7. Il ressort du compte rendu d’entretien d’assimilation, établi par les services de la préfecture de police le 18 janvier 2022, que M. A n’a notamment pas su citer un personnage important de l’Histoire de France, les dates des guerres mondiales, une célébrité française, les couleurs du drapeau français dans l’ordre, le nom de l’hymne national, la devise de la France dans l’ordre, l’année et l’évènement important correspondant à la fête nationale, le nom C alors en fonction, de la maire de Paris, le nom de fleuves de France hormis la Seine, d’une mer ou d’un océan autour du pays. M. A soutient qu’il n’a pas pu répondre aux questions posées en raison de la prise d’un traitement médical destiné à soulager les douleurs résultant des séquelles d’un grave accident du travail survenu en 2003, et qu’il souffre également de graves troubles anxio dépressifs avec perturbation de la mémoire. Cependant, les éléments qu’il produit, notamment la décision de la MDPH de Paris du 27 février 2018 lui reconnaissant la qualité de travailleur handicapé avec un taux d’incapacité inférieur 50%, et un certificat médical en date du 6 décembre 2016 mentionnant qu’il souffre de troubles de l’attention et de la concentration, ne sauraient expliquer à eux seuls sa connaissance très imparfaite de repères essentiels et de symboles de la République, ou expliquer ou donner un exemple des termes « laicité » ou « fraternité ». Dans ces conditions, le ministre a pu, eu égard au large pouvoir d’appréciation dont il dispose pour apprécier l’opportunité d’accorder la nationalité française au ressortissant étranger qui la sollicite, ajourner la demande de naturalisation de M. A pour ce motif sans commettre d’erreur manifeste d’appréciation.
8. Il résulte de l’instruction que le ministre aurait pris la même décision en se fondant sur ce seul motif.
9. Il résulte de tout ce qui précède que la requête de M. A doit être rejetée en toutes ses conclusions.
D E C I D E :
Article 1er : La requête de M. A est rejetée.
Article 2 : Le présent jugement sera notifié à M. B A, au ministre d’Etat, ministre de l’intérieur et à Me Kwemo.

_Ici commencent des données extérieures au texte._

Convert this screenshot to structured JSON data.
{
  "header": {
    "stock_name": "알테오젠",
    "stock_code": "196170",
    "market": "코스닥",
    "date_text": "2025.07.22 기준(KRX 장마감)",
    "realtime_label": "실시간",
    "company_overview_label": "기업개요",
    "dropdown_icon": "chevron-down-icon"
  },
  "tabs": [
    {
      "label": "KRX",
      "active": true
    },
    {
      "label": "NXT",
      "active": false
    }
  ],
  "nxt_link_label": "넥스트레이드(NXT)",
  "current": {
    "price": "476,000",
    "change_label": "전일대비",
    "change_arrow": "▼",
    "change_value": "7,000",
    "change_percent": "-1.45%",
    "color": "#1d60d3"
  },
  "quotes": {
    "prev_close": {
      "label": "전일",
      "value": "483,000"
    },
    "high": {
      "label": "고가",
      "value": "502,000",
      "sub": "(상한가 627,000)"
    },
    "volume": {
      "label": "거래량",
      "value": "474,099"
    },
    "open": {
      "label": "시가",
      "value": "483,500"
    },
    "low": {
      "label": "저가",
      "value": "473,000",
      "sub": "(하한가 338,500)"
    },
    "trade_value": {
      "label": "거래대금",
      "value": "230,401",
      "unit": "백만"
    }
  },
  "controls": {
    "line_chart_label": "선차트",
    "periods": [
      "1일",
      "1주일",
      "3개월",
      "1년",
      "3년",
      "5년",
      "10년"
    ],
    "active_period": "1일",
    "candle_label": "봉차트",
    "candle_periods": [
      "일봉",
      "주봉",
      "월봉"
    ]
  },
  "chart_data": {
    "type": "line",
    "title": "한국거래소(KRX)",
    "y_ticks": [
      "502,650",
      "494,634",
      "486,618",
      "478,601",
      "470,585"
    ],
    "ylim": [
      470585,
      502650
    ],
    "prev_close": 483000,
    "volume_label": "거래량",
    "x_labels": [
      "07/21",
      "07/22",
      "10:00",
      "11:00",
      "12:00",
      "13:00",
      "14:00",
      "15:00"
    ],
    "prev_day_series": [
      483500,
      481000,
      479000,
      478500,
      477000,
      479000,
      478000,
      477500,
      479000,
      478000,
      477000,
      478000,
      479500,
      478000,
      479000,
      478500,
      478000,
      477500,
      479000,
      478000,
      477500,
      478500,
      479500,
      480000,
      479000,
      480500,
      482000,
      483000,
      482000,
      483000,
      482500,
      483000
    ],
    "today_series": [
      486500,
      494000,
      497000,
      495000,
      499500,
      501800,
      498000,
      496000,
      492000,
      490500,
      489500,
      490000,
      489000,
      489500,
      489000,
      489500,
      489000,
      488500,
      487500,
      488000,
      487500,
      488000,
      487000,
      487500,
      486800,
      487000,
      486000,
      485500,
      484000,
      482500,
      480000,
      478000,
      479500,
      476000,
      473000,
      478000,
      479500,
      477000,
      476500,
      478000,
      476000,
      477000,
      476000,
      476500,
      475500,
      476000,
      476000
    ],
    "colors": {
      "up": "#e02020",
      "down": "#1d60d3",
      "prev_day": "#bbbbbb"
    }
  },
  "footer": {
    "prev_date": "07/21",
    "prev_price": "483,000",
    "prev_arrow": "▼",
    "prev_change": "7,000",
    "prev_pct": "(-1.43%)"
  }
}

Délibéré après l’audience du 1er avril 2025, à laquelle siégeaient :
Mme Douet, présidente,
Mme Malingue, première conseillère,
M. Brémond, premier conseiller.
Rendu public par mise à disposition au greffe le 29 avril 2025.
Le rapporteur,
E. BRÉMOND
La présidente,
H. DOUETLa greffière,
L. LÉCUYER
La République mande et ordonne au ministre d’Etat, ministre de l’intérieur en ce qui le concerne ou à tous commissaires de justice à ce requis en ce qui concerne les voies de droit commun contre les parties privées, de pourvoir à l’exécution de la présente décision.